Wie sehen die neuen Produkte der Lebensversicherungen aus, die die Kapitallebensversicherung abgelöst haben?

Gut, was ich weiss ist, daß es jetzt Produkte ohne Garantiezins gibt. Aber können die jetzt eine deutlich größere Aktienquote kaufen als bisher, oder in was investieren die jetzt?

Antwort
von Rat2010, 17

Natürlich sind bei den Verhältnissen Aktienfonds die beste aller Alternativen. Wenn also Versicherungen was verkaufen wollen, das auch nach Kosten noch eine merkliche Rendite bringen soll, dann geht man zu 100 % in Aktien.

Berater, die das nicht verstanden haben, werden Produkte verkaufen, die am Ende eine negative Rendite bringen. Nur will Kunde das ja auch so!!!

Das Problem an der Sache: Aktien sind jetzt als einziges noch günstig. Wenn man über ein paar Jahre investiert kann man auch zur Spitze (ähnlich 2000) investieren und die restlichen paar Jahre Laufzeit reichen nicht zwangsläufig, auch hohe Verlust zu vermeiden.

So oder so haben die Produkte der Versicherungen nichts mehr mit dem zu tun, das du als Versicherungsprodukte kennst. Es ist ein gemanagter oder ungemanagter Fondssparplan, über den ein teurer oder weniger teurer Versicherungsmantel gestülpt wird und der dadurch sehr oder auch nur normal teuer ist.

Billiger als ein rabattierter Fondssparplan ist er natürlich nie. Er hat aber (um die Kosten) mehr Schwankung und - vor und nach Steuer - eine deutlich schlechtere Entwicklung. Kunde akzeptiert das idealerweise, weil er (schafähnlich) eh nichts machen kann und die sehr schlechte Wertentwicklung immer noch deutlich über dem liegen kann, das er von Versicherungen gewöhnt ist.

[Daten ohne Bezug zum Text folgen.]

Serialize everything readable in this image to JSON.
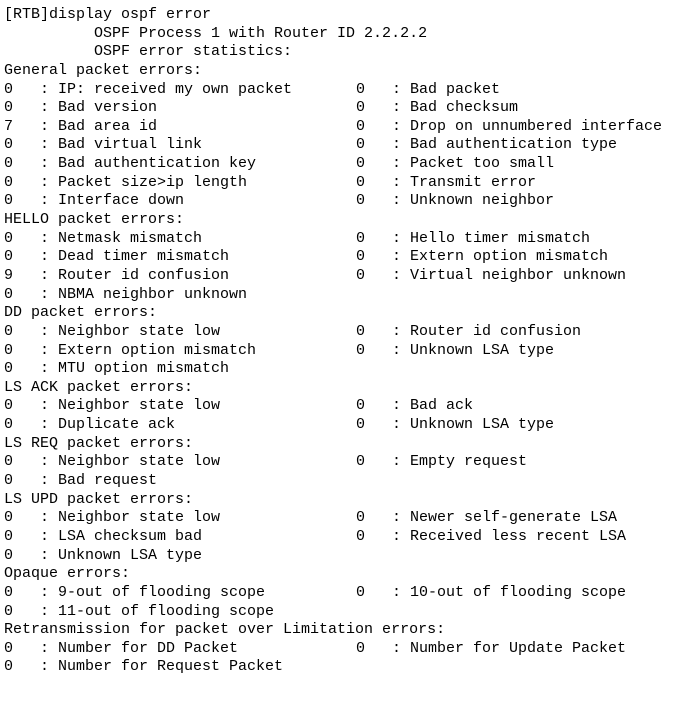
{
  "terminal": {
    "prompt_line": "[RTB]display ospf error",
    "header_lines": [
      "          OSPF Process 1 with Router ID 2.2.2.2",
      "          OSPF error statistics:"
    ],
    "sections": [
      {
        "title": "General packet errors:",
        "rows": [
          {
            "left_count": "0",
            "left_label": "IP: received my own packet",
            "right_count": "0",
            "right_label": "Bad packet"
          },
          {
            "left_count": "0",
            "left_label": "Bad version",
            "right_count": "0",
            "right_label": "Bad checksum"
          },
          {
            "left_count": "7",
            "left_label": "Bad area id",
            "right_count": "0",
            "right_label": "Drop on unnumbered interface"
          },
          {
            "left_count": "0",
            "left_label": "Bad virtual link",
            "right_count": "0",
            "right_label": "Bad authentication type"
          },
          {
            "left_count": "0",
            "left_label": "Bad authentication key",
            "right_count": "0",
            "right_label": "Packet too small"
          },
          {
            "left_count": "0",
            "left_label": "Packet size>ip length",
            "right_count": "0",
            "right_label": "Transmit error"
          },
          {
            "left_count": "0",
            "left_label": "Interface down",
            "right_count": "0",
            "right_label": "Unknown neighbor"
          }
        ]
      },
      {
        "title": "HELLO packet errors:",
        "rows": [
          {
            "left_count": "0",
            "left_label": "Netmask mismatch",
            "right_count": "0",
            "right_label": "Hello timer mismatch"
          },
          {
            "left_count": "0",
            "left_label": "Dead timer mismatch",
            "right_count": "0",
            "right_label": "Extern option mismatch"
          },
          {
            "left_count": "9",
            "left_label": "Router id confusion",
            "right_count": "0",
            "right_label": "Virtual neighbor unknown"
          },
          {
            "left_count": "0",
            "left_label": "NBMA neighbor unknown",
            "right_count": "",
            "right_label": ""
          }
        ]
      },
      {
        "title": "DD packet errors:",
        "rows": [
          {
            "left_count": "0",
            "left_label": "Neighbor state low",
            "right_count": "0",
            "right_label": "Router id confusion"
          },
          {
            "left_count": "0",
            "left_label": "Extern option mismatch",
            "right_count": "0",
            "right_label": "Unknown LSA type"
          },
          {
            "left_count": "0",
            "left_label": "MTU option mismatch",
            "right_count": "",
            "right_label": ""
          }
        ]
      },
      {
        "title": "LS ACK packet errors:",
        "rows": [
          {
            "left_count": "0",
            "left_label": "Neighbor state low",
            "right_count": "0",
            "right_label": "Bad ack"
          },
          {
            "left_count": "0",
            "left_label": "Duplicate ack",
            "right_count": "0",
            "right_label": "Unknown LSA type"
          }
        ]
      },
      {
        "title": "LS REQ packet errors:",
        "rows": [
          {
            "left_count": "0",
            "left_label": "Neighbor state low",
            "right_count": "0",
            "right_label": "Empty request"
          },
          {
            "left_count": "0",
            "left_label": "Bad request",
            "right_count": "",
            "right_label": ""
          }
        ]
      },
      {
        "title": "LS UPD packet errors:",
        "rows": [
          {
            "left_count": "0",
            "left_label": "Neighbor state low",
            "right_count": "0",
            "right_label": "Newer self-generate LSA"
          },
          {
            "left_count": "0",
            "left_label": "LSA checksum bad",
            "right_count": "0",
            "right_label": "Received less recent LSA"
          },
          {
            "left_count": "0",
            "left_label": "Unknown LSA type",
            "right_count": "",
            "right_label": ""
          }
        ]
      },
      {
        "title": "Opaque errors:",
        "rows": [
          {
            "left_count": "0",
            "left_label": "9-out of flooding scope",
            "right_count": "0",
            "right_label": "10-out of flooding scope"
          },
          {
            "left_count": "0",
            "left_label": "11-out of flooding scope",
            "right_count": "",
            "right_label": ""
          }
        ]
      },
      {
        "title": "Retransmission for packet over Limitation errors:",
        "rows": [
          {
            "left_count": "0",
            "left_label": "Number for DD Packet",
            "right_count": "0",
            "right_label": "Number for Update Packet"
          },
          {
            "left_count": "0",
            "left_label": "Number for Request Packet",
            "right_count": "",
            "right_label": ""
          }
        ]
      }
    ]
  }
}
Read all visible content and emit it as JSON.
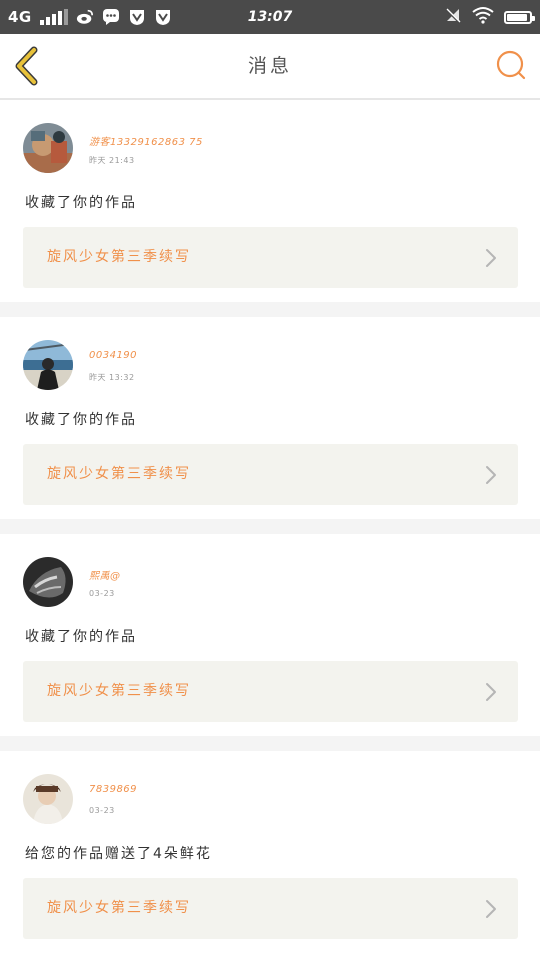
{
  "status_bar": {
    "network": "4G",
    "signal_bars": 4,
    "app_icons": [
      "weibo-icon",
      "chat-bubble-icon",
      "vee-icon",
      "vee-icon"
    ],
    "time": "13:07",
    "right_icons": [
      "mute-icon",
      "wifi-icon",
      "battery-icon"
    ],
    "battery_level": 0.9
  },
  "header": {
    "title": "消息",
    "back_icon": "chevron-left-icon",
    "search_icon": "search-icon",
    "accent_color": "#f0904a",
    "back_color": "#e8c23a"
  },
  "messages": [
    {
      "username": "游客13329162863 75",
      "time": "昨天 21:43",
      "action": "收藏了你的作品",
      "work_title": "旋风少女第三季续写"
    },
    {
      "username": "0034190",
      "time": "昨天 13:32",
      "action": "收藏了你的作品",
      "work_title": "旋风少女第三季续写"
    },
    {
      "username": "熙禹@",
      "time": "03-23",
      "action": "收藏了你的作品",
      "work_title": "旋风少女第三季续写"
    },
    {
      "username": "7839869",
      "time": "03-23",
      "action": "给您的作品赠送了4朵鲜花",
      "work_title": "旋风少女第三季续写"
    }
  ]
}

Richtig übel wird die Sache dann, wenn Kunde als Laie die Entwicklung verfolgt und die kostenlosen Umschichtungsmöglichkeiten auch nützt. Das wird er - mit etwas Pech auch noch von seinem ebenfalls als Laien hilflos dem Halbwissen ausgelieferten Berater motiviert - nämlich immer zyklisch machen.

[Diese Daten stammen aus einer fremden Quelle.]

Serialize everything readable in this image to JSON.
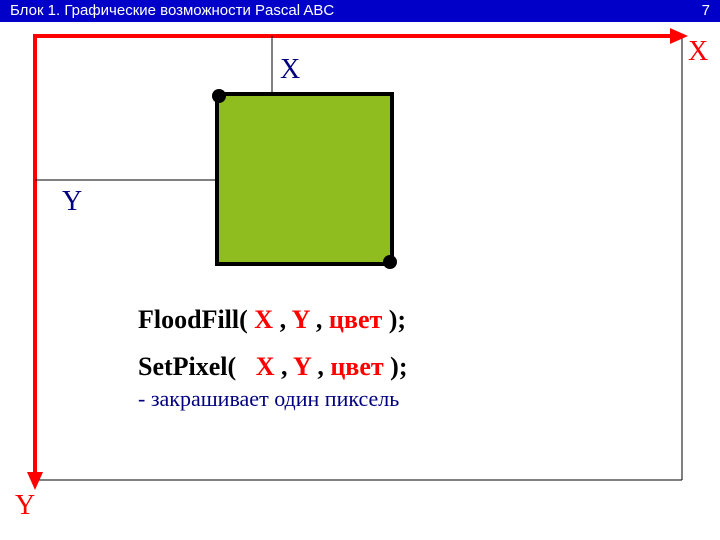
{
  "header": {
    "title": "Блок 1.  Графические возможности Pascal ABC",
    "page": "7"
  },
  "axes": {
    "x": "X",
    "y": "Y"
  },
  "coord": {
    "x": "X",
    "y": "Y"
  },
  "code": {
    "floodfill": {
      "fn": "FloodFill(",
      "x": "X",
      "c1": " , ",
      "y": "Y",
      "c2": " , ",
      "color": " цвет",
      "end": " );"
    },
    "setpixel": {
      "fn": "SetPixel(",
      "x": "X",
      "c1": " , ",
      "y": "Y",
      "c2": " , ",
      "color": "цвет",
      "end": " );"
    },
    "desc": "- закрашивает один пиксель"
  },
  "colors": {
    "red": "#ff0000",
    "blue": "#000080",
    "fill": "#8fbc1f",
    "black": "#000000"
  }
}
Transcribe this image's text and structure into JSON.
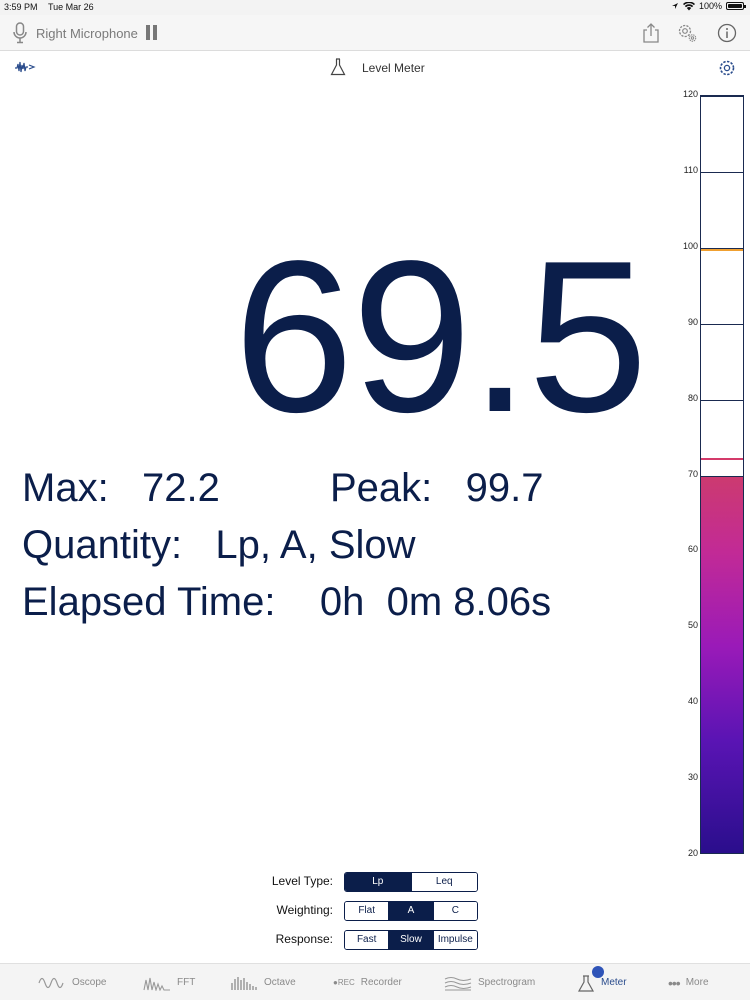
{
  "status_bar": {
    "time": "3:59 PM",
    "date": "Tue Mar 26",
    "battery": "100%"
  },
  "toolbar": {
    "input_label": "Right Microphone"
  },
  "header": {
    "title": "Level Meter"
  },
  "reading": {
    "value": "69.5"
  },
  "stats": {
    "max_line": "Max:   72.2",
    "peak_line": "Peak:   99.7",
    "quantity_line": "Quantity:   Lp, A, Slow",
    "elapsed_line": "Elapsed Time:    0h  0m 8.06s"
  },
  "meter": {
    "scale_min": 20,
    "scale_max": 120,
    "level": 69.5,
    "max": 72.2,
    "peak": 99.7,
    "tick_labels": [
      "120",
      "110",
      "100",
      "90",
      "80",
      "70",
      "60",
      "50",
      "40",
      "30",
      "20"
    ]
  },
  "controls": {
    "level_type": {
      "label": "Level Type:",
      "options": [
        "Lp",
        "Leq"
      ],
      "selected": "Lp"
    },
    "weighting": {
      "label": "Weighting:",
      "options": [
        "Flat",
        "A",
        "C"
      ],
      "selected": "A"
    },
    "response": {
      "label": "Response:",
      "options": [
        "Fast",
        "Slow",
        "Impulse"
      ],
      "selected": "Slow"
    }
  },
  "tabs": [
    {
      "label": "Oscope"
    },
    {
      "label": "FFT"
    },
    {
      "label": "Octave"
    },
    {
      "label": "Recorder",
      "prefix": "REC"
    },
    {
      "label": "Spectrogram"
    },
    {
      "label": "Meter",
      "active": true
    },
    {
      "label": "More"
    }
  ],
  "colors": {
    "accent": "#0b1e4a",
    "active_tab": "#2a4c8c"
  }
}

Banker und Exbanker wie du sind wegen des reichlich vorhandenen Halbwissens besonders gefährdet.

Die auch bei Banken anzutreffenden Berater können einem nebenbei leid tun. Erst verkauften Sie Kapitalversicherungen und müssen zusehen, wie deren Renditen zusammenschmurgeln. Dann verkauften sie geschlossene Fonds und treffen ihre Kunden jeden Monat vor Gericht oder (als Banker) hoffentlich nicht mehr.  Dann verkaufen Sie Fondspolicen und man wird sehen, wohin das führt. Auf die Idee, dass man

beim Abschluss

nicht - keine Ahnung - 1.000 - 5.000 € sondern auch nichts oder nur die Fahrtkosten verdienen könnte, kommt so ein Berater, der ja auch noch eher durch Erbe und Heirat als durch seine Arbeit reich wird, nie.